CD : – Oui, vous avez bien fait. Bruxelles n’est pas sauvée des eaux. Effectivement, il y a eu un refinancement qui a eu lieu, on en a suffisamment parlé. C’était extrêmement important pour Bruxelles pour faire en sorte de corriger le sous-financement dont a été victime Bruxelles durant de très nombreuses années. Cela nous permet, cette année, de rejoindre finalement les autres entités dans leur objectif de pouvoir présenter des budgets à l’équilibre. C’est la première préoccupation. C’est extrêmement important parce qu’effectivement, il s’agit d’être plus responsables, de ne pas engager les générations futures et en même temps, il faut dans ces budgets, être capable dans un contexte de crise de dégager des priorités pour soutenir l’économie et le pouvoir d’achat. C’est ce que le gouvernement a fait en approuvant l’alliance habitat que j’ai proposée et qui vise à injecter près d’1 milliard € sur plusieurs années pour pouvoir soutenir les Bruxellois dans l’une des crises les plus importantes qu’ils connaissent, à savoir trouver un logement à un prix décent.

BH : – On parle bien ici du budget 2014, l’objectif de la Région bruxelloise, c’est un boni ou c’est l’équilibre ? Parce que symboliquement on se dit: tiens, si la région bruxelloise fait un boni, ce serait la seule région, la Flandre a choisi l’équilibre, la Communauté française et la Région wallonne devraient choisir l’équilibre pour 2014 et, il y a encore un débat, peut-être 2015, c’est ce que souhaitent les Ecolos, la Région bruxelloise va aller sur un boni en 2014 ?

CD : – C’est un des points qui est en discussion. La COCOF, elle, est à l’équilibre depuis l’année passée déjà. La Région bruxelloise le sera au minimum cette année. Si on peut dégager un boni, ce sera bon pour la dette qui reste encore importante et qui permettra justement de la faire diminuer.

BH : – 3 milliards d’euros.

CD : – C’est mieux de payer régulièrement pour des politiques qui servent les Bruxellois dans l’emploi, dans la formation, dans le logement, etc. que de payer des banques. Donc, c’est de la bonne gouvernance. Si en plus ça peut permettre, dans un équilibre global, à d’autres institutions qui portent des politiques très importantes aussi pour les Bruxellois, de pouvoir être un peu soulagées dans cet effort, je pense que ce sera encore plus positif.

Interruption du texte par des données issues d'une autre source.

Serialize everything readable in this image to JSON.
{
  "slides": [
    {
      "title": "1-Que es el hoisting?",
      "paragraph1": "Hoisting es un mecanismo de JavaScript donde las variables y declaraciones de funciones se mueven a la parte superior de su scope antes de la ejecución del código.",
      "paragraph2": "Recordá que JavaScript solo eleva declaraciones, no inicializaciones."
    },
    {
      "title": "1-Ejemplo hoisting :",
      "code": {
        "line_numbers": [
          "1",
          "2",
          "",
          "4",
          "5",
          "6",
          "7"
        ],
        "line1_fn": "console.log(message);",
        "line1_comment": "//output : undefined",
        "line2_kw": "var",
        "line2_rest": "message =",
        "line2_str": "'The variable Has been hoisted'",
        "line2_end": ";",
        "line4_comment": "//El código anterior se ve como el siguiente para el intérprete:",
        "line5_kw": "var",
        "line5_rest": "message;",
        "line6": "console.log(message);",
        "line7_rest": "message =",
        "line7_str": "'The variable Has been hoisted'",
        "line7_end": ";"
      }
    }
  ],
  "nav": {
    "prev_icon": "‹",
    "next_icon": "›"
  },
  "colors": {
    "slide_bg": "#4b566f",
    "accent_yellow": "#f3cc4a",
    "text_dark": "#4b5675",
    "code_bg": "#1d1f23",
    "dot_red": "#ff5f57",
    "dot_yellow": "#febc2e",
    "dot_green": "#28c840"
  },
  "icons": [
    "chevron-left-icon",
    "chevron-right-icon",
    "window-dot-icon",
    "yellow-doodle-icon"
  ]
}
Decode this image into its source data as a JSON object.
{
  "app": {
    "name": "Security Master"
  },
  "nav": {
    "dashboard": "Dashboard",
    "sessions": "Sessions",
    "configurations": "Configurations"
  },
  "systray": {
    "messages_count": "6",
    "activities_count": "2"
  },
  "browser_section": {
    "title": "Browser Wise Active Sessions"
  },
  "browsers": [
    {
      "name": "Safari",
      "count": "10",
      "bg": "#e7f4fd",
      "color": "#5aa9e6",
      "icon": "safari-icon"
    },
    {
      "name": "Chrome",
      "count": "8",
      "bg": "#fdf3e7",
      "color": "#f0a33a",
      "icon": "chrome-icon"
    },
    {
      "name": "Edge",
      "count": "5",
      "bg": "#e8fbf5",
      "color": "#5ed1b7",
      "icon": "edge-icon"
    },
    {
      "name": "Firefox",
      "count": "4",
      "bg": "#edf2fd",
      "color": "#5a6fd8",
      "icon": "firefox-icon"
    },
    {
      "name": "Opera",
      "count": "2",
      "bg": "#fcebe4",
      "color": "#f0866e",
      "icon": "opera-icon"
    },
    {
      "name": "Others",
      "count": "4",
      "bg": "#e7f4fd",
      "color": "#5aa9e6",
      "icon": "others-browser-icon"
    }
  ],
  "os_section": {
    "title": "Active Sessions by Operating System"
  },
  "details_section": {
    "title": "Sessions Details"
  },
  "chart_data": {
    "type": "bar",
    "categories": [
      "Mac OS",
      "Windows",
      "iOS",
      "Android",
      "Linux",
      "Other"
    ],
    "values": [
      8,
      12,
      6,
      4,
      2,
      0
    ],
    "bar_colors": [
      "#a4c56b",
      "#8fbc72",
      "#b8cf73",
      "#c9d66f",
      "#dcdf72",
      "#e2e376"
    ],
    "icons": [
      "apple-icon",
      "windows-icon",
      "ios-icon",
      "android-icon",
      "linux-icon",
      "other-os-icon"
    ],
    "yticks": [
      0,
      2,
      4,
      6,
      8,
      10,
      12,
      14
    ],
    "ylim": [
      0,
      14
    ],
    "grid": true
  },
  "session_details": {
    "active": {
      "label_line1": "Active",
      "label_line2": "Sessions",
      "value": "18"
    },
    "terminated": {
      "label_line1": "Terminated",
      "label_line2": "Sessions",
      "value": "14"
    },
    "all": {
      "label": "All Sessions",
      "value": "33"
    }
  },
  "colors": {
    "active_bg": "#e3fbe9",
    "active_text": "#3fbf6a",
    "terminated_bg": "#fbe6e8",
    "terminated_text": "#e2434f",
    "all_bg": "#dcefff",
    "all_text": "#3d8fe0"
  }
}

BH : – C’est le cas de la Communauté française et de la Région wallonne qui sont en conclave budgétaire aujourd’hui à Namur et qui espèrent boucler également leur budget. André Antoine, le ministre du budget des deux entités, prie Bruxelles de lui venir en aide et on parle d’une aide de 6 millions d’euros. Tiens, c’est plus ou moins le boni dont on parlait tout à l’heure…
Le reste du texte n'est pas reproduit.